Building a mini_sglang from scratch

Posted at — May 24, 2026

Why #

I have been using sglang and vLLM as black boxes for a while. Paged KV cache, continuous batching, prefill/decode split — I could repeat the words but not actually draw the boxes. So I sat down with a coding agent and rebuilt the smallest possible serving engine that still has all of the real pieces, one lesson at a time.

The result is mini_sglang, a minimal inference engine that loads Qwen3 with a working radix KV cache that provides continuous batching.

tl;dr Nine lessons (L0–L8) that take you from an empty package to a FastAPI server serving Qwen3-8B with paged KV, continuous batching, incremental detokenization, and a radix prefix cache. Lesson site is hosted here. Code on github.com/moomou/mini_sglang.

The lessons #

Each lesson builds one module and keeps the smoke test green.

L0 — Architecture overview. The seven things every serving engine does. Module map. Why “paged” and not “continuous”. What we intentionally skip.
L1 — Model & weight loading. Qwen3-8B from spec: RMSNorm, SwiGLU, RoPE, GQA. safetensors loader. Eager forward pass using F.scaled_dot_product_attention. This is the baseline the rest of the lessons replace piece by piece.
L2 — Paged KV cache. Block allocator, page tables, the ForwardMeta struct. Token-flat vs block-tensor storage and why L3 forces the switch.
L3 — Paged attention kernel. Block-table-aware attention. Three metadata tensors (cu_seqlens_q, cu_seqlens_k, block_table). Optionally flash-attn varlen if you have nvcc and ten minutes to compile.
L4 — Sampler. Greedy, temperature, top-p. The canonical pipeline order (logit processors → temperature → top-k/p → sample) and the disabled-default sentinels worth memorizing.
L5 — Scheduler / continuous batching. Two queues, four scheduling decisions, the Req state machine, per-request sampling params. This is the lesson where the engine stops being a script and starts being a server.
L6 — Tokenizer + incremental detokenize. The window-diff algorithm and the subtle UTF-8 bug that bites every implementation that tries to detokenize one token at a time.
L7 — HTTP server. FastAPI /generate, the Engine class, the SSE streaming protocol. The scheduler runs in its own thread; the HTTP layer just queues requests and drains output.
L8 — Radix prefix cache. A radix tree of token sequences over the paged KV pool, with block refcounting as the central invariant.
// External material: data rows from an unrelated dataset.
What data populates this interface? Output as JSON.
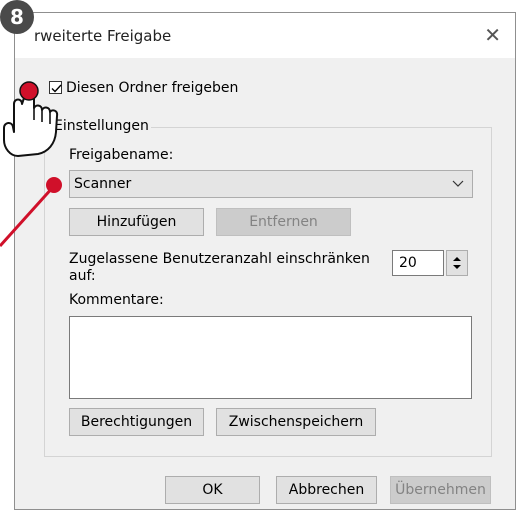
{
  "step_badge": "8",
  "dialog": {
    "title": "rweiterte Freigabe",
    "close_glyph": "✕",
    "share_checkbox": {
      "label": "Diesen Ordner freigeben",
      "checked": true
    },
    "settings": {
      "group_label": "Einstellungen",
      "share_name_label": "Freigabename:",
      "share_name_value": "Scanner",
      "add_button": "Hinzufügen",
      "remove_button": "Entfernen",
      "user_limit_label_line1": "Zugelassene Benutzeranzahl einschränken",
      "user_limit_label_line2": "auf:",
      "user_limit_value": "20",
      "comments_label": "Kommentare:",
      "comments_value": "",
      "permissions_button": "Berechtigungen",
      "caching_button": "Zwischenspeichern"
    },
    "footer": {
      "ok_button": "OK",
      "cancel_button": "Abbrechen",
      "apply_button": "Übernehmen"
    }
  },
  "icons": {
    "close": "close-icon",
    "checkmark": "checkmark-icon",
    "dropdown": "chevron-down-icon",
    "spinner": "spinner-arrows-icon",
    "pointer": "hand-pointer-icon"
  },
  "colors": {
    "dialog_bg": "#f0f0f0",
    "annotation_red": "#d0102a",
    "badge_bg": "#4a4a4a"
  }
}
Match is one _common_prefix_len per descent; eviction is descending-level, LRU-within-level. This is the lesson that turns “shared system prompt” from a 30%-of-prefill tax into a cache hit.

What I actually learned #

A few things that stuck with me and that I would not have internalized from reading sglang source.

Paged KV is mostly an allocator problem. The L3 kernel change is real but small. The bulk of paged KV is bookkeeping: who owns which blocks, when to free them, how to gather a block_table into a flat tensor the kernel can index. Once L2’s allocator exists, L3 feels mechanical.

Continuous batching is a scheduling decision, not a kernel feature. The kernels do not know about batching; they take whatever batch you hand them. The scheduler decides every step whether to admit a new prefill, continue decoding, or evict — and the magic is that those decisions happen every step instead of once per request.

Incremental detokenization is harder than the model. L6 is the shortest lesson and the one I burned the most time on. BPE has no clean one-token-to-one-piece-of-text mapping, so you keep a sliding window of recent tokens, detok the window, and diff against the previous one. Get the window size wrong and you split a UTF-8 codepoint, and the stream starts emitting \ufffd.

The HTTP server is mostly cooperative queueing. Once the engine exists, the “server” is a thread that drains a request queue and an asyncio.Queue per request for streaming output. The interesting design choice is where the event loop lives, not what the routes look like.

Prefix caching is refcounting and not just a tree. The radix tree is the obvious part; the part that took longer to internalize is that it only works because every cached block carries a refcount the scheduler bumps and drops at exactly the right moments (admit, finish, evict). Get the refcounting wrong and you either leak blocks or free one another request is still reading.

On using an agent to learn #

Each lesson started as a chat: ask the agent to explain a concept, probe and ask for a clearer explanation, then ask for a design and snippets. I wrote most of the code myself, with the agent for cross-referencing real sglang and vLLM source when I got stuck. The lesson HTML in docs/ is a cleaned-up writeup of each session, including the Q&A blocks and a “pitfalls” / “debug log” section of bugs we actually hit — those are the parts most worth reading.

This is the same loop as my CT scan post: the agent collapses the discovery loop, but the only way to actually learn the material is to refuse the agent’s offer to just write the thing for you. Build the smallest version yourself; let the agent explain and review.

Where to start #

If you want to read: the lesson site is here.

If you want to build: clone mini_sglang, uv sync, and run python -m scripts.l1_smoke. Then start at L1 and delete code until you can put it back yourself.